There are two issues that many see as being regressive in our process of liberalisation and will cast doubts in the West about our intentions. There have been fears that we will annoy the West and lose out our place on the high table because of our stand on the WTO.
Approbation by the West is an important ingredient of some beliefs in our country. But we need to remember that the WTO is as much about strategic control as much about control of trade in the name of liberalising it.

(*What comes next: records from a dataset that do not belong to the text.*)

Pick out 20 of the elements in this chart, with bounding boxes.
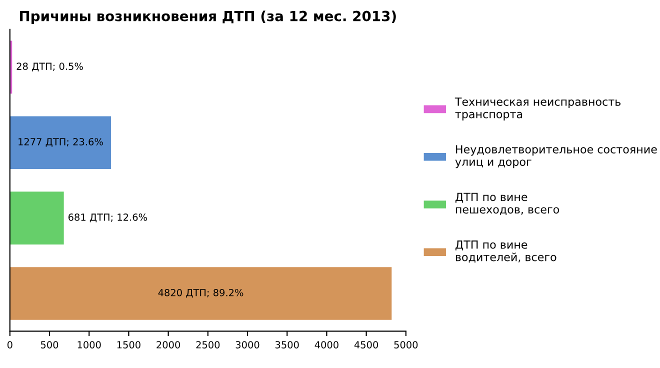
legend-label: ДТП по вине водителей, всего <box>455 240 556 263</box>
x-tick-label: 1000 <box>78 341 101 348</box>
x-tick-label: 500 <box>40 341 58 348</box>
x-tick-label: 5000 <box>394 341 418 348</box>
data-label: 28 ДТП; 0.5% <box>16 62 83 72</box>
x-tick-label: 3000 <box>236 341 260 348</box>
data-label: 681 ДТП; 12.6% <box>68 214 147 222</box>
legend-label: Техническая неисправность транспорта <box>454 98 620 120</box>
chart-title: Причины возникновения ДТП (за 12 мес. 2013) <box>20 10 396 24</box>
data-label: 1277 ДТП; 23.6% <box>18 138 103 147</box>
legend-label: Неудовлетворительное состояние улиц и дорог <box>455 145 657 168</box>
legend-label: ДТП по вине пешеходов, всего <box>455 192 560 215</box>
x-tick-label: 1500 <box>117 341 140 348</box>
x-tick-label: 0 <box>7 341 12 348</box>
x-tick-label: 2000 <box>156 341 180 348</box>
x-tick-label: 2500 <box>196 341 220 348</box>
x-tick-label: 3500 <box>275 341 299 348</box>
x-tick-label: 4000 <box>314 341 338 348</box>
x-tick-label: 4500 <box>354 341 378 348</box>
data-label: 4820 ДТП; 89.2% <box>158 288 244 298</box>
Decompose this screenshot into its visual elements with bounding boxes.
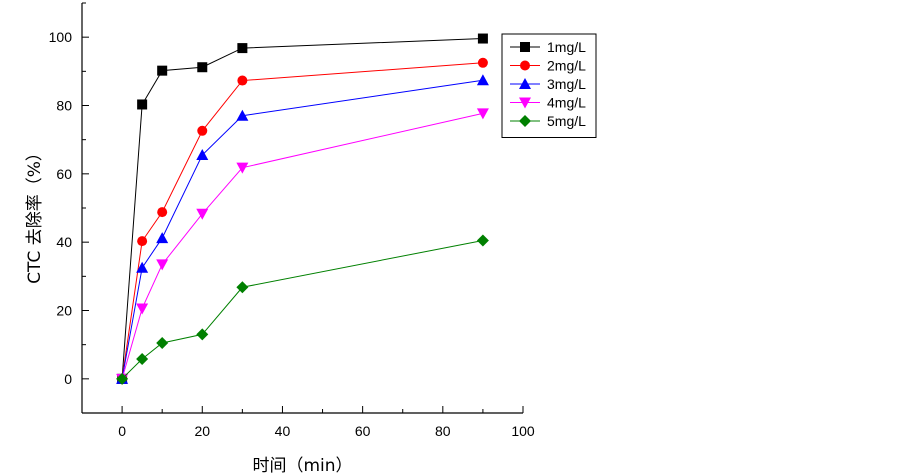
x-tick-label: 20 xyxy=(194,423,210,439)
data-point xyxy=(156,232,169,244)
data-point xyxy=(156,259,169,271)
legend-item: 2mg/L xyxy=(510,58,586,74)
series-layer xyxy=(116,33,489,385)
legend-label: 1mg/L xyxy=(547,39,586,55)
y-tick-label: 100 xyxy=(49,29,73,45)
data-point xyxy=(136,303,149,315)
data-point xyxy=(197,62,208,73)
x-axis-title: 时间（min） xyxy=(253,456,353,476)
data-point xyxy=(197,125,208,136)
series-line xyxy=(121,239,484,380)
data-point xyxy=(236,162,249,174)
data-point xyxy=(156,336,169,349)
y-tick-label: 80 xyxy=(56,98,72,114)
legend-item: 1mg/L xyxy=(510,39,586,55)
legend-marker xyxy=(519,97,531,109)
legend-marker xyxy=(519,78,531,89)
series-line xyxy=(121,79,483,379)
data-point xyxy=(476,234,489,247)
x-tick-label: 100 xyxy=(511,423,535,439)
data-point xyxy=(236,281,249,294)
legend: 1mg/L 2mg/L 3mg/L 4mg/L 5mg/L xyxy=(501,33,597,138)
series-1 xyxy=(117,33,488,384)
legend-item: 5mg/L xyxy=(510,113,586,129)
data-point xyxy=(237,75,248,86)
data-point xyxy=(137,236,148,247)
legend-item: 4mg/L xyxy=(510,95,586,111)
legend-marker xyxy=(520,42,530,52)
legend-label: 5mg/L xyxy=(547,113,586,129)
data-point xyxy=(196,328,209,341)
data-point xyxy=(116,372,129,385)
series-line xyxy=(121,112,484,379)
data-point xyxy=(157,65,168,76)
data-point xyxy=(196,149,209,161)
data-point xyxy=(136,261,149,273)
data-point xyxy=(477,57,488,68)
data-point xyxy=(477,33,488,44)
x-tick-label: 60 xyxy=(355,423,371,439)
y-axis-title: CTC 去除率（%） xyxy=(25,144,45,284)
legend-marker xyxy=(519,115,531,127)
series-line xyxy=(121,62,483,379)
legend-label: 2mg/L xyxy=(547,58,586,74)
data-point xyxy=(476,108,489,120)
data-point xyxy=(157,207,168,218)
y-tick-label: 20 xyxy=(56,303,72,319)
data-point xyxy=(137,99,148,110)
series-3 xyxy=(116,74,489,384)
data-point xyxy=(237,43,248,54)
legend-marker xyxy=(520,60,530,71)
data-point xyxy=(136,353,149,366)
x-tick-label: 80 xyxy=(435,423,451,439)
legend-item: 3mg/L xyxy=(510,76,586,92)
y-tick-label: 0 xyxy=(64,371,72,387)
x-axis-ticks: 0 20 40 60 80 100 xyxy=(81,406,535,439)
data-point xyxy=(196,208,209,220)
series-5 xyxy=(116,234,489,385)
y-axis-ticks: 0 20 40 60 80 100 xyxy=(49,2,89,414)
x-tick-label: 0 xyxy=(118,423,126,439)
series-line xyxy=(121,38,483,379)
legend-label: 4mg/L xyxy=(547,95,586,111)
x-tick-label: 40 xyxy=(275,423,291,439)
legend-box xyxy=(501,33,597,138)
y-tick-label: 40 xyxy=(56,234,72,250)
legend-label: 3mg/L xyxy=(547,76,586,92)
data-point xyxy=(476,74,489,86)
data-point xyxy=(236,109,249,121)
series-4 xyxy=(116,108,489,385)
y-tick-label: 60 xyxy=(56,166,72,182)
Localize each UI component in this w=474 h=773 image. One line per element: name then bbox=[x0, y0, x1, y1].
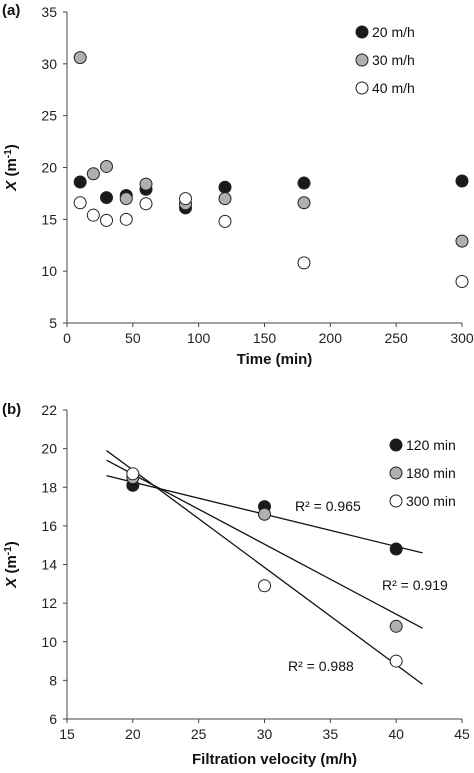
data-point bbox=[258, 507, 271, 521]
x-tick-label: 0 bbox=[63, 330, 71, 346]
x-tick-label: 250 bbox=[384, 330, 408, 346]
data-point bbox=[455, 174, 469, 188]
x-tick-label: 15 bbox=[59, 726, 75, 742]
y-tick-label: 35 bbox=[41, 4, 57, 20]
data-point bbox=[86, 167, 100, 181]
legend-label: 30 m/h bbox=[372, 52, 415, 68]
data-point bbox=[119, 212, 133, 226]
data-point bbox=[297, 256, 311, 270]
data-point bbox=[297, 176, 311, 190]
y-tick-label: 18 bbox=[41, 479, 57, 495]
data-point bbox=[389, 542, 403, 556]
y-tick-label: 14 bbox=[41, 557, 57, 573]
data-point bbox=[389, 619, 403, 633]
data-point bbox=[455, 275, 469, 289]
data-point bbox=[297, 196, 311, 210]
data-point bbox=[218, 180, 232, 194]
data-point bbox=[389, 654, 403, 668]
y-tick-label: 12 bbox=[41, 595, 57, 611]
x-tick-label: 45 bbox=[454, 726, 470, 742]
panel-b-label: (b) bbox=[2, 401, 21, 418]
x-tick-label: 20 bbox=[125, 726, 141, 742]
x-tick-label: 50 bbox=[125, 330, 141, 346]
r-squared-label: R² = 0.988 bbox=[288, 658, 354, 674]
panel-a-label: (a) bbox=[2, 2, 20, 19]
y-tick-label: 10 bbox=[41, 634, 57, 650]
r-squared-label: R² = 0.919 bbox=[382, 577, 448, 593]
panel-b-chart: (b) 6 8 10 12 14 16 18 20 22 15 20 25 30 35 40 45 Filtra… bbox=[2, 401, 470, 768]
legend-marker bbox=[355, 81, 369, 95]
data-point bbox=[139, 177, 153, 191]
y-tick-label: 22 bbox=[41, 402, 57, 418]
data-point bbox=[179, 192, 192, 206]
y-tick-label: 20 bbox=[41, 160, 57, 176]
data-point bbox=[218, 192, 232, 206]
data-point bbox=[100, 213, 113, 227]
trend-line bbox=[106, 450, 423, 685]
data-point bbox=[126, 467, 140, 481]
legend-label: 40 m/h bbox=[372, 80, 415, 96]
legend-marker bbox=[355, 25, 369, 39]
legend-marker bbox=[389, 438, 403, 452]
y-tick-label: 20 bbox=[41, 441, 57, 457]
y-tick-label: 10 bbox=[41, 263, 57, 279]
legend-label: 20 m/h bbox=[372, 24, 415, 40]
data-point bbox=[100, 191, 113, 205]
r-squared-label: R² = 0.965 bbox=[295, 498, 361, 514]
y-tick-label: 30 bbox=[41, 56, 57, 72]
y-tick-label: 16 bbox=[41, 518, 57, 534]
data-point bbox=[100, 159, 113, 173]
x-axis-title: Time (min) bbox=[237, 351, 313, 368]
x-tick-label: 40 bbox=[388, 726, 404, 742]
legend-label: 180 min bbox=[406, 465, 456, 481]
x-tick-label: 150 bbox=[253, 330, 277, 346]
y-tick-label: 25 bbox=[41, 108, 57, 124]
x-tick-label: 25 bbox=[191, 726, 207, 742]
trend-line bbox=[106, 459, 423, 629]
y-tick-label: 6 bbox=[49, 711, 57, 727]
y-axis-title: X (m-1) bbox=[3, 144, 21, 191]
legend-label: 120 min bbox=[406, 437, 456, 453]
x-axis-title: Filtration velocity (m/h) bbox=[192, 751, 357, 768]
legend-marker bbox=[389, 494, 403, 508]
data-point bbox=[258, 579, 271, 593]
legend-marker bbox=[355, 53, 369, 67]
data-point bbox=[455, 234, 469, 248]
x-tick-label: 300 bbox=[450, 330, 474, 346]
panel-a-chart: (a) 5 10 15 20 25 30 35 0 50 100 150 200 250 300 Time … bbox=[2, 2, 474, 368]
x-tick-label: 100 bbox=[187, 330, 211, 346]
data-point bbox=[119, 192, 133, 206]
y-tick-label: 15 bbox=[41, 211, 57, 227]
x-tick-label: 30 bbox=[257, 726, 273, 742]
y-tick-label: 8 bbox=[49, 672, 57, 688]
legend-label: 300 min bbox=[406, 493, 456, 509]
data-point bbox=[73, 51, 87, 65]
data-point bbox=[86, 208, 100, 222]
data-point bbox=[73, 175, 87, 189]
data-point bbox=[218, 214, 232, 228]
x-tick-label: 35 bbox=[323, 726, 339, 742]
legend-marker bbox=[389, 466, 403, 480]
data-point bbox=[73, 196, 87, 210]
data-point bbox=[139, 197, 153, 211]
x-tick-label: 200 bbox=[319, 330, 343, 346]
y-tick-label: 5 bbox=[49, 315, 57, 331]
y-axis-title: X (m-1) bbox=[3, 541, 21, 588]
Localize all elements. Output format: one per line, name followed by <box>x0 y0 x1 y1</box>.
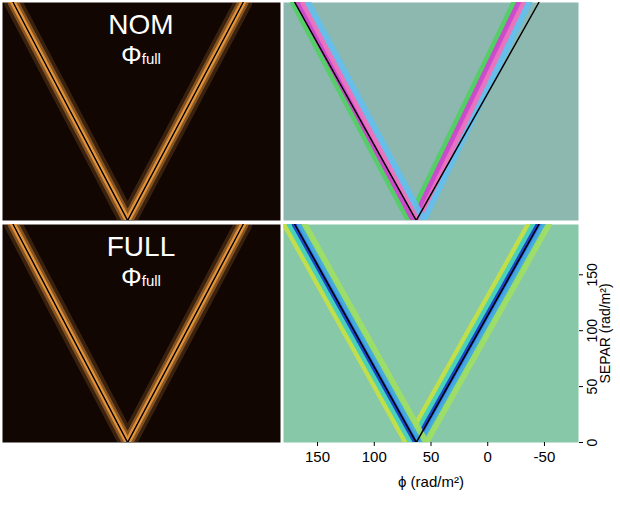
html-text:NOM: NOM <box>108 9 174 40</box>
svg-text:0: 0 <box>484 448 492 465</box>
svg-text:ϕ (rad/m²): ϕ (rad/m²) <box>398 473 464 490</box>
svg-text:100: 100 <box>362 448 387 465</box>
svg-text:-50: -50 <box>534 448 556 465</box>
svg-text:150: 150 <box>305 448 330 465</box>
svg-text:50: 50 <box>584 379 600 395</box>
svg-text:SEPAR (rad/m²): SEPAR (rad/m²) <box>596 283 613 384</box>
html-text:FULL: FULL <box>106 231 176 262</box>
svg-text:150: 150 <box>584 263 600 287</box>
html-text:Φfull: Φfull <box>121 261 161 292</box>
svg-text:0: 0 <box>584 438 600 446</box>
html-text:Φfull: Φfull <box>121 39 161 70</box>
svg-text:50: 50 <box>423 448 440 465</box>
svg-text:100: 100 <box>584 319 600 343</box>
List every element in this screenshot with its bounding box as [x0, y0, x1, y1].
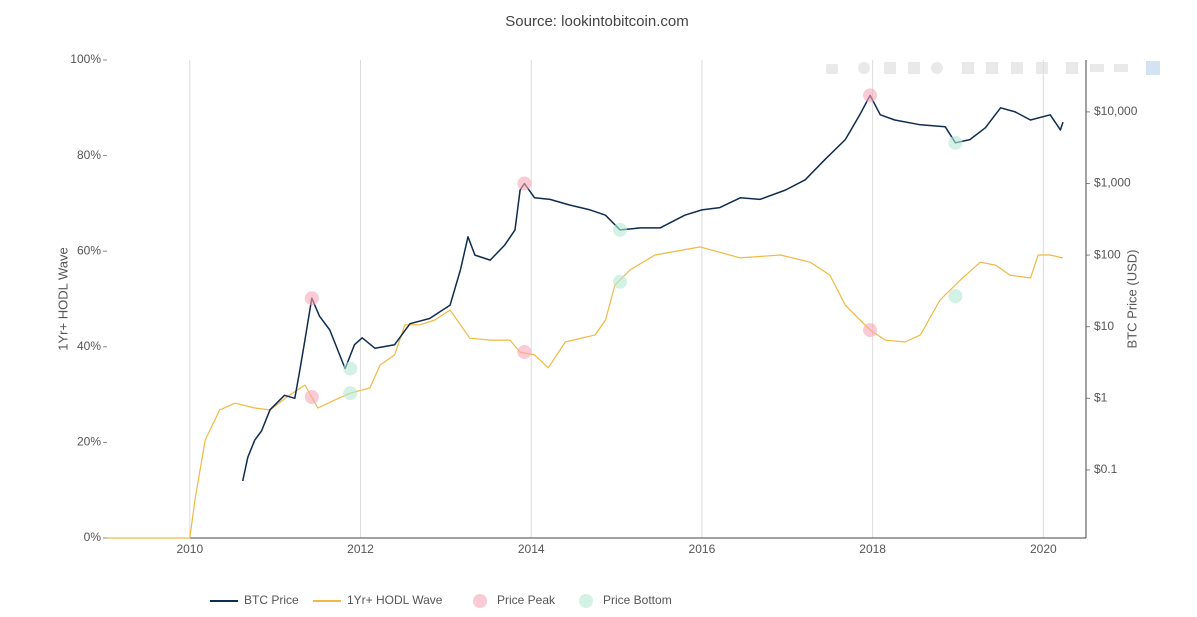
x-tick-label: 2014	[518, 542, 545, 556]
y-tick-label: 0%	[84, 530, 102, 544]
marker	[948, 289, 963, 304]
marker	[343, 361, 358, 376]
legend-label: Price Peak	[497, 593, 556, 607]
y-tick-label: 40%	[77, 339, 101, 353]
modebar-button[interactable]	[931, 62, 943, 74]
legend-label: BTC Price	[244, 593, 299, 607]
modebar-button[interactable]	[884, 62, 896, 74]
x-tick-label: 2020	[1030, 542, 1057, 556]
modebar-button[interactable]	[1066, 62, 1078, 74]
line-series	[107, 246, 1064, 539]
modebar-button[interactable]	[1011, 62, 1023, 74]
legend-label: 1Yr+ HODL Wave	[347, 593, 443, 607]
y2-axis-title: BTC Price (USD)	[1124, 250, 1139, 349]
modebar-button[interactable]	[1114, 64, 1128, 72]
chart-title: Source: lookintobitcoin.com	[505, 13, 688, 30]
marker	[948, 135, 963, 150]
modebar-button[interactable]	[962, 62, 974, 74]
y-tick-label: 80%	[77, 148, 101, 162]
y2-tick-label: $0.1	[1094, 462, 1118, 476]
marker	[612, 274, 627, 289]
marker	[304, 389, 319, 404]
marker	[612, 222, 627, 237]
x-tick-label: 2016	[689, 542, 716, 556]
marker	[863, 323, 878, 338]
marker	[517, 345, 532, 360]
modebar-logo[interactable]	[1146, 61, 1160, 75]
y-tick-label: 100%	[70, 52, 101, 66]
x-tick-label: 2018	[859, 542, 886, 556]
y2-tick-label: $1,000	[1094, 176, 1131, 190]
x-tick-label: 2010	[176, 542, 203, 556]
modebar-button[interactable]	[826, 64, 838, 74]
modebar-button[interactable]	[1036, 62, 1048, 74]
modebar-button[interactable]	[858, 62, 870, 74]
y-tick-label: 60%	[77, 243, 101, 257]
modebar[interactable]	[826, 61, 1160, 75]
x-tick-label: 2012	[347, 542, 374, 556]
y-tick-label: 20%	[77, 435, 101, 449]
modebar-button[interactable]	[986, 62, 998, 74]
y2-tick-label: $100	[1094, 247, 1121, 261]
y-axis-title: 1Yr+ HODL Wave	[55, 247, 70, 350]
legend-label: Price Bottom	[603, 593, 672, 607]
y2-tick-label: $10	[1094, 319, 1114, 333]
legend-swatch	[579, 594, 593, 608]
marker	[304, 291, 319, 306]
modebar-button[interactable]	[1090, 64, 1104, 72]
line-series	[241, 94, 1064, 482]
modebar-button[interactable]	[908, 62, 920, 74]
legend-swatch	[473, 594, 487, 608]
marker	[863, 88, 878, 103]
marker	[517, 176, 532, 191]
y2-tick-label: $10,000	[1094, 104, 1138, 118]
y2-tick-label: $1	[1094, 390, 1108, 404]
marker	[343, 386, 358, 401]
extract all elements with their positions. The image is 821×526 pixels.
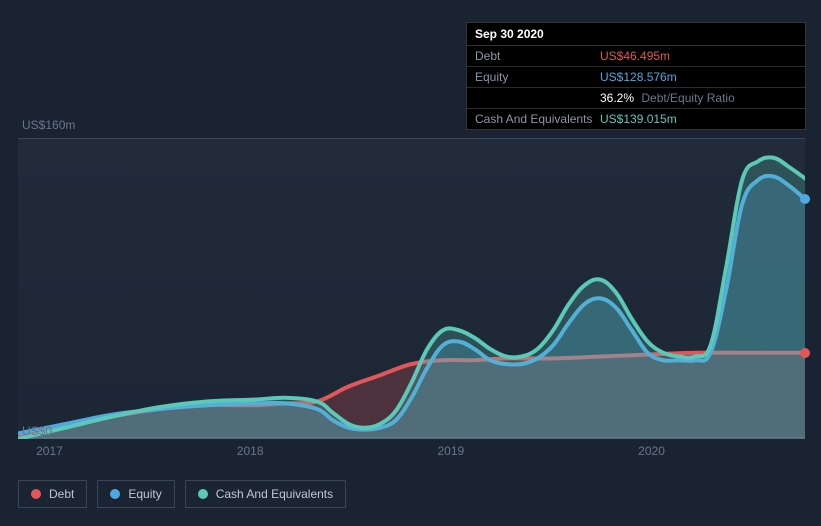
legend-item[interactable]: Debt (18, 480, 87, 508)
legend-label: Cash And Equivalents (216, 487, 333, 501)
tooltip-row-equity: Equity US$128.576m (467, 67, 805, 88)
x-axis-tick: 2017 (36, 444, 63, 458)
x-axis-tick: 2019 (437, 444, 464, 458)
series-end-dot (800, 348, 810, 358)
tooltip-date: Sep 30 2020 (467, 23, 805, 46)
tooltip-row-cash: Cash And Equivalents US$139.015m (467, 109, 805, 129)
legend-label: Debt (49, 487, 74, 501)
tooltip-label: Cash And Equivalents (475, 112, 600, 126)
tooltip-row-ratio: 36.2% Debt/Equity Ratio (467, 88, 805, 109)
tooltip-row-debt: Debt US$46.495m (467, 46, 805, 67)
tooltip-ratio-pct: 36.2% (600, 91, 634, 105)
tooltip-value: US$139.015m (600, 112, 677, 126)
tooltip-value: US$128.576m (600, 70, 677, 84)
x-axis-tick: 2018 (237, 444, 264, 458)
legend-swatch-icon (198, 489, 208, 499)
legend-swatch-icon (110, 489, 120, 499)
legend-swatch-icon (31, 489, 41, 499)
x-axis: 2017 2018 2019 2020 (18, 444, 805, 464)
chart-area: US$160m US$0 (18, 120, 805, 438)
series-end-dot (800, 194, 810, 204)
legend-item[interactable]: Equity (97, 480, 174, 508)
chart-plot[interactable] (18, 138, 805, 438)
tooltip-label: Equity (475, 70, 600, 84)
series-area (18, 157, 805, 439)
tooltip-label: Debt (475, 49, 600, 63)
tooltip-ratio-label: Debt/Equity Ratio (641, 91, 734, 105)
tooltip-panel: Sep 30 2020 Debt US$46.495m Equity US$12… (466, 22, 806, 130)
x-axis-tick: 2020 (638, 444, 665, 458)
y-axis-label-bottom: US$0 (22, 424, 52, 438)
chart-legend: Debt Equity Cash And Equivalents (18, 480, 346, 508)
tooltip-label (475, 91, 600, 105)
y-axis-label-top: US$160m (22, 118, 75, 132)
legend-item[interactable]: Cash And Equivalents (185, 480, 346, 508)
tooltip-value: US$46.495m (600, 49, 670, 63)
chart-svg (18, 139, 805, 439)
legend-label: Equity (128, 487, 161, 501)
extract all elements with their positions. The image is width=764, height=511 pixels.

With the US led TransPacific Partnership and the Transatlantic Trade and Investment Partnership in operation for transpacific and transatlantic trade, the WTO is going to be more an empty shell anyway.
Besides we join international arrangements to further and protect Indian interests not merely to look good. If that is not attainable then we need to rethink. The strategic aspects of any international trade agreement cannot be overlooked. Free markets and free trade do not mean letting Wal-Mart sell cheap Chinese goods in India, knock out our small manufacturer, and let China and the US keep the profits for a few thousand jobs here.
There has been considerable inspired snigger at the decision to reevaluate the decision regarding Genetically Modified (GM) foods. The rethink is scoffed at as the handiwork of some ultra nationalists with little knowledge of modern science and technology.
Maybe the research in India is inadequate but there has been years of research in the West. Mountains of data about GM foods, GM seeds and special toxic pesticides used in the production of GM foods reveal that GM foods, seeds and pesticides are not unmitigated bonanzas.
Issues of health, effect on environment, farming practices and even political and social threats need to be revisited. Major seed suppliers patent the GM seed that cannot be reproduced and has to be purchased from mega corporations like Monsanto or Carlyle every year.
This cost is prohibitive for the farmer and the use of toxic pesticides is hazardous to the farmer. These are real issues and the tendency to fob these objections off as the result of some backward nationalistic thought or merely left wing ideological battles by some NGOs, is dangerous logic.